With less than a month before the end of the tax year, you may want to set aside a moment during the busy holiday season to consider some quick IRS tips that may give you the gift of time and money saved next year.

1. Gather Your Records

With the current tax year winding down, taxpayers should begin to gather and organize their tax records now to reduce stress at tax time. Start organizing records such as those relating to a home purchase or sale, stock transactions, IRAs and business or rental property. Also, go back and gather records confirming any donations made to charitable organization. To deduct a charitable donation, a taxpayer must have a bank record or a written communication from the qualifying charity showing the name of the charity and the date and amount of the contribution. A bank record includes canceled checks, bank or credit union statements and credit card statements.

2. Estimate your 2008 tax bill

Go to IRS.gov for the IRS Withholding Calculator. This online application will help taxpayers ensure that they don't have too much or too little income tax withheld from their paychecks.

3. Find out if you're eligible for First-time Homebuyer Credit

This new tax credit applies to home purchases after April 8, 2008, and before July 1, 2009. It reduces a taxpayer's tax bill or increases their refund. It is also fully refundable, which means the credit will be paid out to eligible taxpayers even if they owe no tax or the credit is more than the taxes owed. Operating much like a credit-free loan, the credit must be repaid over a 15-year period.

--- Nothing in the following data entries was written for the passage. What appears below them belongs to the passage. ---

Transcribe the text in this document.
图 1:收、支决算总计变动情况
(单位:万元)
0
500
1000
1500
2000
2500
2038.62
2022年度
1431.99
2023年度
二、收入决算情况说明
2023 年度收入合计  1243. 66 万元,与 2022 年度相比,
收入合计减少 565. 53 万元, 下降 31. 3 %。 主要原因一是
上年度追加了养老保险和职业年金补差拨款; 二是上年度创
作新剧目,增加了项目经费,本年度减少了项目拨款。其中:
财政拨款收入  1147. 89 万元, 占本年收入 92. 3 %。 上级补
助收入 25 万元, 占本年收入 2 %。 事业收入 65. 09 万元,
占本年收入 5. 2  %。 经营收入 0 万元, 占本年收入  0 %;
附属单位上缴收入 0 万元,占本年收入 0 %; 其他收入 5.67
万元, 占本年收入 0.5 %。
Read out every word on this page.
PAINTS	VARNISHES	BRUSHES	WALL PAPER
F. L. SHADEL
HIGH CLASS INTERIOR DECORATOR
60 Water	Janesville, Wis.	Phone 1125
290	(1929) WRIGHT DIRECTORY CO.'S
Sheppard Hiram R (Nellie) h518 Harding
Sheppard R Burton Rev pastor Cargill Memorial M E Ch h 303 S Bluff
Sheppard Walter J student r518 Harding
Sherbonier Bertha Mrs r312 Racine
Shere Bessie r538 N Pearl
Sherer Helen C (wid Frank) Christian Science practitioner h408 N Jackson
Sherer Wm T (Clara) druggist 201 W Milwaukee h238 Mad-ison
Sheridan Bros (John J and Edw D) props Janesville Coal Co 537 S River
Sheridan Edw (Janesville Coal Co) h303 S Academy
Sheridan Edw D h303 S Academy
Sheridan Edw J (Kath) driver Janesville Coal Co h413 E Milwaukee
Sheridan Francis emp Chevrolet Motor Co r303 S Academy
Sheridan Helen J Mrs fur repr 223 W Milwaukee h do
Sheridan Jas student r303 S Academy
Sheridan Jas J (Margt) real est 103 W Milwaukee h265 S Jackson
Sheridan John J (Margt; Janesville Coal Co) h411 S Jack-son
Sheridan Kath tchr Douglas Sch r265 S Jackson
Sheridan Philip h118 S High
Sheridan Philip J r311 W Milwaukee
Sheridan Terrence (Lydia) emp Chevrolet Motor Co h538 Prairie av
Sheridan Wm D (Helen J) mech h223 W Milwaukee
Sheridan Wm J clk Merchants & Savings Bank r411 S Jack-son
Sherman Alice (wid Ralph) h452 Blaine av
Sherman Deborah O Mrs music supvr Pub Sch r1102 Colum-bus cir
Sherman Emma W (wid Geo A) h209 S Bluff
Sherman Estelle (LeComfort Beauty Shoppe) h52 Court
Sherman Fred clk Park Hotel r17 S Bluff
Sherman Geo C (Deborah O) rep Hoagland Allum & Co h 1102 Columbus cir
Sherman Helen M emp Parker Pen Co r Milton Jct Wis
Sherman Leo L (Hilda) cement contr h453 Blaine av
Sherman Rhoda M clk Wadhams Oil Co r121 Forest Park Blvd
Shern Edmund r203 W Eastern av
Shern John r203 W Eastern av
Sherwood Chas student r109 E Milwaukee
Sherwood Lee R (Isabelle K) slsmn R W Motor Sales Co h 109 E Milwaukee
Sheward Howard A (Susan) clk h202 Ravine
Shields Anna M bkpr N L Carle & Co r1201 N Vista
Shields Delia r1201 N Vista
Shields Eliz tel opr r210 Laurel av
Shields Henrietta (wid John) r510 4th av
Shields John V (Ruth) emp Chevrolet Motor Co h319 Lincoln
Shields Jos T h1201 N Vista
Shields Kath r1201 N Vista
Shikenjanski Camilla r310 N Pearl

4. If you didn't receive a Stimulus Payment, plan on claiming the Rebate Recovery Credit

Individuals who were eligible, but did not receive a stimulus payment in 2008, may claim their stimulus payment when they file their 2008 federal income tax return. Taxpayers who missed the 2008 deadline for filing an income tax return for a economic stimulus payment can receive their payment in 2009 by filing an income tax return beginning in January and claiming the Rebate Recovery Credit.

5. Receive your missing refund

If you're missing a tax refund, take a few minutes to go to "Where's my Refund?" on IRS.gov or call the toll-free refund Hotline at 1-800-829-1954. All a taxpayer has to do is update their address and the IRS will send out all checks due.

6. Find out if you're eligible for the Earned Income Tax Credit

The Earned Income Tax Credit is available to low and moderate income workers. The EITC Assistant on IRS.gov helps determine eligibility for the credit. Taxpayers who earn less than $42,000 in 2008 may be eligible for a refundable tax credit of up to approximately $4,800.

About one-quarter of all taxpayers eligible for this credit fail to properly claim it. Make sure you don't miss out on this valuable credit.

7. Plan to file your return electronically

If you've never filed your tax return electronically, you should definitely consider trying it in 2009. E-file is a safe and accurate while offering more payments options. Choose Direct Deposit for your refund and you can have it right in your bank account in as little as 10 days.

8. Find out more information about Unemployment Compensation

If you are receiving Unemployment compensation, see Topic 418 on IRS.gov. Unemployment compensation is taxable and you have the option to have federal income tax withheld using Form W-4V

9. Gather important tax information about home foreclosures

Normally you would have to pay taxes on the amount of debt that was forgiven in a foreclosure. However, under the Mortgage Forgiveness Debt Relief Act of 2007, taxpayers can generally exclude income from the discharge of debt on their principal residence. Debt reduced through mortgage restructuring, as well as mortgage debt forgiven in connection with a foreclosure, qualify for this relief. With certain exceptions, this provision applies to debt forgiven in 2007, 2008 or 2009.

10. Get the most out of your retirement accounts

Are you maximizing your contributions to your retirement accounts? This year, you can contribute up to $5,000 in an IRA, as well as another $15,500 to a 401(k) employer plan. If you're 50 or older, those numbers go up to $6,000 and $20,500, respectively. The Saver's credit for low- and moderate-income workers helps offset part of the first $2,000 workers voluntarily contribute to IRAs and to 401(k) plans and similar workplace retirement programs.

And one last tip ... visit IRS.gov and come back often

IRS.gov is the one and only official source for IRS information. You can download forms, publications, tax tips and FAQs about dozens of tax issues. It's available 24 hours a day, seven days a week and best of all -- you can visit at home.